Additional changes NAFCU recommends the NCUA consider, detailed in Kossachev's letter, include:
- Removing the arbitrary $50,000 threshold for reporting aggregate member business purpose loans or relationship loans
- Reducing uncertainty related to risk-based capital calculations by ensuring as many fields as possible are auto-populated and phasing out the risk-based net worth requirement page
- Reevaluating the approach and instructions for reporting first draws in a calendar year on revolving credit lines as new loans, regardless of origination date
- Reviewing reporting instructions to address various ambiguities and inconsistencies applied within different sections
Kossachev also requested NCUA pursue a one-year phase-in process of the new call report and profile forms to allow credit unions enough time to make necessary adjustments to existing automation and potentially build new processes.

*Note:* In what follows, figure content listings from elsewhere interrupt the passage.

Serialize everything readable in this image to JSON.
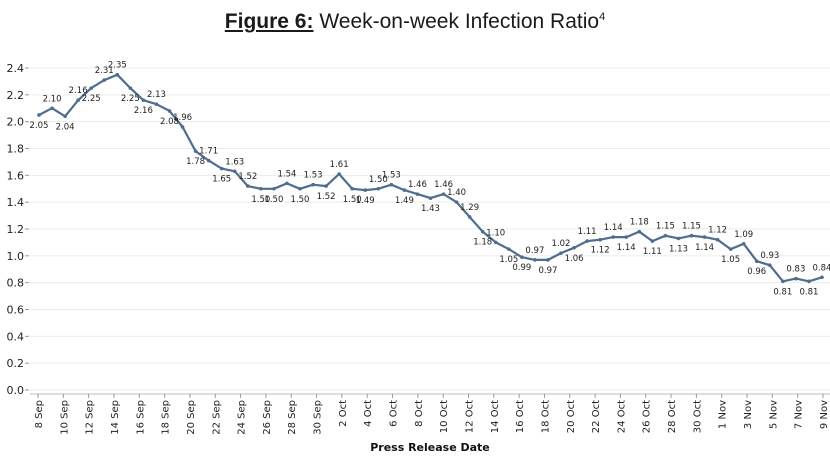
{
  "title": {
    "prefix": "Figure 6:",
    "text": " Week-on-week Infection Ratio",
    "superscript": "4"
  },
  "chart_data": {
    "type": "line",
    "title": "Figure 6: Week-on-week Infection Ratio",
    "xlabel": "Press Release Date",
    "ylabel": "",
    "ylim": [
      0.0,
      2.5
    ],
    "yticks": [
      "0.0",
      "0.2",
      "0.4",
      "0.6",
      "0.8",
      "1.0",
      "1.2",
      "1.4",
      "1.6",
      "1.8",
      "2.0",
      "2.2",
      "2.4"
    ],
    "grid": true,
    "line_color": "#4f6d8f",
    "xtick_labels": [
      "8 Sep",
      "10 Sep",
      "12 Sep",
      "14 Sep",
      "16 Sep",
      "18 Sep",
      "20 Sep",
      "22 Sep",
      "24 Sep",
      "26 Sep",
      "28 Sep",
      "30 Sep",
      "2 Oct",
      "4 Oct",
      "6 Oct",
      "8 Oct",
      "10 Oct",
      "12 Oct",
      "14 Oct",
      "16 Oct",
      "18 Oct",
      "20 Oct",
      "22 Oct",
      "24 Oct",
      "26 Oct",
      "28 Oct",
      "30 Oct",
      "1 Nov",
      "3 Nov",
      "5 Nov",
      "7 Nov",
      "9 Nov"
    ],
    "series": [
      {
        "name": "Week-on-week Infection Ratio",
        "values": [
          2.05,
          2.1,
          2.04,
          2.16,
          2.25,
          2.31,
          2.35,
          2.25,
          2.16,
          2.13,
          2.08,
          1.96,
          1.78,
          1.71,
          1.65,
          1.63,
          1.52,
          1.5,
          1.5,
          1.54,
          1.5,
          1.53,
          1.52,
          1.61,
          1.5,
          1.49,
          1.5,
          1.53,
          1.49,
          1.46,
          1.43,
          1.46,
          1.4,
          1.29,
          1.18,
          1.1,
          1.05,
          0.99,
          0.97,
          0.97,
          1.02,
          1.06,
          1.11,
          1.12,
          1.14,
          1.14,
          1.18,
          1.11,
          1.15,
          1.13,
          1.15,
          1.14,
          1.12,
          1.05,
          1.09,
          0.96,
          0.93,
          0.81,
          0.83,
          0.81,
          0.84
        ]
      }
    ],
    "label_positions": [
      "below",
      "above",
      "below",
      "above",
      "below",
      "above",
      "above",
      "below",
      "below",
      "above",
      "below",
      "above",
      "below",
      "above",
      "below",
      "above",
      "above",
      "below",
      "below",
      "above",
      "below",
      "above",
      "below",
      "above",
      "below",
      "below",
      "above",
      "above",
      "below",
      "above",
      "below",
      "above",
      "above",
      "above",
      "below",
      "above",
      "below",
      "below",
      "above",
      "below",
      "above",
      "below",
      "above",
      "below",
      "above",
      "below",
      "above",
      "below",
      "above",
      "below",
      "above",
      "below",
      "above",
      "below",
      "above",
      "below",
      "above",
      "below",
      "above",
      "below",
      "above"
    ]
  }
}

Reg On Involuntary Liquidation
Separately, NAFCU Regulatory Affairs Counsel Andrew Morris told NCUA that severance should be an allowable claim in liquidation."

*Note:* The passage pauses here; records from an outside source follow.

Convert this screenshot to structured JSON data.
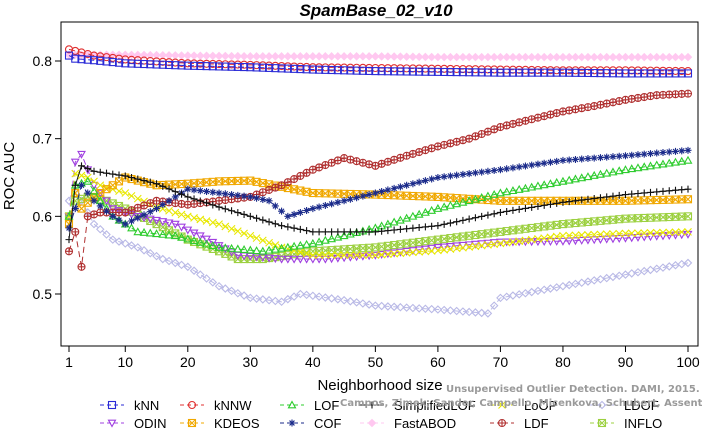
{
  "chart_data": {
    "type": "line",
    "title": "SpamBase_02_v10",
    "xlabel": "Neighborhood size",
    "ylabel": "ROC AUC",
    "xlim": [
      1,
      100
    ],
    "ylim": [
      0.46,
      0.84
    ],
    "xticks": [
      1,
      10,
      20,
      30,
      40,
      50,
      60,
      70,
      80,
      90,
      100
    ],
    "yticks": [
      0.5,
      0.6,
      0.7,
      0.8
    ],
    "grid": false,
    "legend_position": "bottom",
    "watermark": [
      "Unsupervised Outlier Detection. DAMI, 2015.",
      "Campos, Zimek, Sander, Campello, Micenkova, Schubert, Assent, Houle"
    ],
    "series": [
      {
        "name": "kNN",
        "color": "#2b2bd6",
        "marker": "square",
        "dash": "6,4",
        "keypoints": [
          [
            1,
            0.807
          ],
          [
            2,
            0.803
          ],
          [
            5,
            0.801
          ],
          [
            10,
            0.797
          ],
          [
            20,
            0.794
          ],
          [
            30,
            0.792
          ],
          [
            40,
            0.789
          ],
          [
            50,
            0.787
          ],
          [
            60,
            0.786
          ],
          [
            70,
            0.785
          ],
          [
            80,
            0.785
          ],
          [
            90,
            0.784
          ],
          [
            100,
            0.784
          ]
        ]
      },
      {
        "name": "kNNW",
        "color": "#e03030",
        "marker": "circle",
        "dash": "6,4",
        "keypoints": [
          [
            1,
            0.815
          ],
          [
            2,
            0.813
          ],
          [
            5,
            0.807
          ],
          [
            10,
            0.802
          ],
          [
            20,
            0.797
          ],
          [
            30,
            0.795
          ],
          [
            40,
            0.792
          ],
          [
            50,
            0.791
          ],
          [
            60,
            0.79
          ],
          [
            70,
            0.789
          ],
          [
            80,
            0.788
          ],
          [
            90,
            0.788
          ],
          [
            100,
            0.787
          ]
        ]
      },
      {
        "name": "LOF",
        "color": "#2ecc2e",
        "marker": "triangle",
        "dash": "6,4",
        "keypoints": [
          [
            1,
            0.6
          ],
          [
            2,
            0.64
          ],
          [
            4,
            0.645
          ],
          [
            6,
            0.62
          ],
          [
            8,
            0.6
          ],
          [
            12,
            0.58
          ],
          [
            18,
            0.575
          ],
          [
            25,
            0.56
          ],
          [
            32,
            0.555
          ],
          [
            40,
            0.565
          ],
          [
            50,
            0.585
          ],
          [
            60,
            0.61
          ],
          [
            70,
            0.63
          ],
          [
            80,
            0.645
          ],
          [
            90,
            0.66
          ],
          [
            100,
            0.672
          ]
        ]
      },
      {
        "name": "SimplifiedLOF",
        "color": "#111111",
        "marker": "plus",
        "dash": "",
        "keypoints": [
          [
            1,
            0.57
          ],
          [
            2,
            0.64
          ],
          [
            3,
            0.665
          ],
          [
            5,
            0.658
          ],
          [
            10,
            0.652
          ],
          [
            15,
            0.642
          ],
          [
            20,
            0.625
          ],
          [
            25,
            0.612
          ],
          [
            30,
            0.6
          ],
          [
            35,
            0.588
          ],
          [
            40,
            0.58
          ],
          [
            50,
            0.58
          ],
          [
            60,
            0.588
          ],
          [
            70,
            0.605
          ],
          [
            80,
            0.618
          ],
          [
            90,
            0.628
          ],
          [
            100,
            0.635
          ]
        ]
      },
      {
        "name": "LoOP",
        "color": "#e8e800",
        "marker": "x",
        "dash": "6,4",
        "keypoints": [
          [
            1,
            0.6
          ],
          [
            2,
            0.655
          ],
          [
            4,
            0.65
          ],
          [
            6,
            0.64
          ],
          [
            10,
            0.63
          ],
          [
            15,
            0.612
          ],
          [
            20,
            0.6
          ],
          [
            25,
            0.59
          ],
          [
            30,
            0.575
          ],
          [
            35,
            0.56
          ],
          [
            40,
            0.55
          ],
          [
            50,
            0.55
          ],
          [
            60,
            0.556
          ],
          [
            70,
            0.565
          ],
          [
            80,
            0.575
          ],
          [
            90,
            0.578
          ],
          [
            100,
            0.58
          ]
        ]
      },
      {
        "name": "LDOF",
        "color": "#b9b9e6",
        "marker": "diamond",
        "dash": "6,4",
        "keypoints": [
          [
            1,
            0.62
          ],
          [
            2,
            0.64
          ],
          [
            3,
            0.62
          ],
          [
            5,
            0.59
          ],
          [
            8,
            0.57
          ],
          [
            12,
            0.56
          ],
          [
            16,
            0.545
          ],
          [
            20,
            0.535
          ],
          [
            25,
            0.51
          ],
          [
            30,
            0.495
          ],
          [
            35,
            0.49
          ],
          [
            38,
            0.5
          ],
          [
            45,
            0.492
          ],
          [
            50,
            0.485
          ],
          [
            60,
            0.48
          ],
          [
            68,
            0.475
          ],
          [
            70,
            0.495
          ],
          [
            80,
            0.51
          ],
          [
            90,
            0.525
          ],
          [
            100,
            0.54
          ]
        ]
      },
      {
        "name": "ODIN",
        "color": "#a040e0",
        "marker": "triangle-down",
        "dash": "6,4",
        "keypoints": [
          [
            1,
            0.6
          ],
          [
            2,
            0.67
          ],
          [
            3,
            0.68
          ],
          [
            5,
            0.64
          ],
          [
            8,
            0.61
          ],
          [
            12,
            0.6
          ],
          [
            18,
            0.59
          ],
          [
            22,
            0.575
          ],
          [
            28,
            0.55
          ],
          [
            35,
            0.545
          ],
          [
            42,
            0.545
          ],
          [
            50,
            0.55
          ],
          [
            60,
            0.56
          ],
          [
            70,
            0.567
          ],
          [
            80,
            0.568
          ],
          [
            90,
            0.572
          ],
          [
            100,
            0.577
          ]
        ]
      },
      {
        "name": "KDEOS",
        "color": "#f0a800",
        "marker": "square-x",
        "dash": "6,4",
        "keypoints": [
          [
            1,
            0.59
          ],
          [
            2,
            0.63
          ],
          [
            3,
            0.61
          ],
          [
            5,
            0.625
          ],
          [
            8,
            0.64
          ],
          [
            10,
            0.65
          ],
          [
            15,
            0.64
          ],
          [
            20,
            0.642
          ],
          [
            25,
            0.645
          ],
          [
            30,
            0.646
          ],
          [
            35,
            0.638
          ],
          [
            40,
            0.63
          ],
          [
            50,
            0.628
          ],
          [
            60,
            0.625
          ],
          [
            70,
            0.62
          ],
          [
            80,
            0.62
          ],
          [
            90,
            0.62
          ],
          [
            100,
            0.622
          ]
        ]
      },
      {
        "name": "COF",
        "color": "#1a2a8a",
        "marker": "asterisk",
        "dash": "6,4",
        "keypoints": [
          [
            1,
            0.585
          ],
          [
            2,
            0.61
          ],
          [
            3,
            0.64
          ],
          [
            5,
            0.62
          ],
          [
            8,
            0.6
          ],
          [
            10,
            0.59
          ],
          [
            15,
            0.61
          ],
          [
            20,
            0.635
          ],
          [
            25,
            0.63
          ],
          [
            30,
            0.625
          ],
          [
            33,
            0.62
          ],
          [
            36,
            0.6
          ],
          [
            40,
            0.61
          ],
          [
            50,
            0.63
          ],
          [
            60,
            0.65
          ],
          [
            70,
            0.66
          ],
          [
            80,
            0.672
          ],
          [
            90,
            0.678
          ],
          [
            100,
            0.685
          ]
        ]
      },
      {
        "name": "FastABOD",
        "color": "#ffc8f0",
        "marker": "diamond-filled",
        "dash": "6,4",
        "keypoints": [
          [
            1,
            0.808
          ],
          [
            10,
            0.808
          ],
          [
            20,
            0.807
          ],
          [
            30,
            0.806
          ],
          [
            40,
            0.806
          ],
          [
            50,
            0.806
          ],
          [
            60,
            0.805
          ],
          [
            70,
            0.805
          ],
          [
            80,
            0.805
          ],
          [
            90,
            0.805
          ],
          [
            100,
            0.805
          ]
        ]
      },
      {
        "name": "LDF",
        "color": "#b03030",
        "marker": "circle-plus",
        "dash": "6,4",
        "keypoints": [
          [
            1,
            0.555
          ],
          [
            2,
            0.58
          ],
          [
            3,
            0.535
          ],
          [
            4,
            0.6
          ],
          [
            6,
            0.605
          ],
          [
            10,
            0.605
          ],
          [
            15,
            0.62
          ],
          [
            20,
            0.615
          ],
          [
            25,
            0.62
          ],
          [
            30,
            0.625
          ],
          [
            35,
            0.64
          ],
          [
            40,
            0.66
          ],
          [
            45,
            0.675
          ],
          [
            50,
            0.665
          ],
          [
            55,
            0.678
          ],
          [
            60,
            0.69
          ],
          [
            65,
            0.7
          ],
          [
            70,
            0.715
          ],
          [
            75,
            0.725
          ],
          [
            80,
            0.735
          ],
          [
            85,
            0.742
          ],
          [
            90,
            0.75
          ],
          [
            95,
            0.756
          ],
          [
            100,
            0.758
          ]
        ]
      },
      {
        "name": "INFLO",
        "color": "#9cd040",
        "marker": "square-x",
        "dash": "6,4",
        "keypoints": [
          [
            1,
            0.6
          ],
          [
            2,
            0.62
          ],
          [
            4,
            0.625
          ],
          [
            7,
            0.62
          ],
          [
            10,
            0.61
          ],
          [
            15,
            0.59
          ],
          [
            20,
            0.57
          ],
          [
            25,
            0.555
          ],
          [
            28,
            0.545
          ],
          [
            32,
            0.545
          ],
          [
            40,
            0.555
          ],
          [
            50,
            0.56
          ],
          [
            60,
            0.57
          ],
          [
            70,
            0.58
          ],
          [
            80,
            0.59
          ],
          [
            90,
            0.597
          ],
          [
            100,
            0.6
          ]
        ]
      }
    ]
  }
}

Morris sent a letter to the agency regarding NCUA’s efforts to amend its regulation on involuntary liquidation.
While agreeing with much of the NCUA's proposal, Morris added that executive-level severance claims should also be a permitted claim in liquidation.
During the NCUA board's January meeting, the agency issued a proposal seeking to update and clarify its involuntary liquidation procedures for those federally insured credit unions that enter involuntary liquidation. More specifically, the proposal would amend the current rule's payout priority provision relating to severance claims. The change would clarify the application of the NCUA's regulation on golden parachute payments to severance claims submitted by employees of liquidated credit unions.
"NAFCU is concerned that restrictions on the provability of separately negotiated executive severance agreements will impair credit unions' ability to recruit, motivate, and retain talented managers and executives," Morris wrote.
He explained that offering contingent benefits or severance pay can serve as motivation for and help retain key credit union employees. Part of the NCUA's proposal would require that claims for vacation, severance and sick leave pay meet certain standards. The proposal also indicates that NCUA intends for restrictions on certain severance claims to be applicable in cases where an executive level employee's contract or benefits plan differs from what is generally offered to other employees.
"To guard against employee attrition during times of financial stress, credit unions may find it necessary to use separate eligibility criteria when negotiating post-employment benefits arrangements with executives," Morris wrote. He urged the NCUA to clarify its applicable eligibility requirements to ensure consistency with NCUA's regulations concerning golden parachute payments.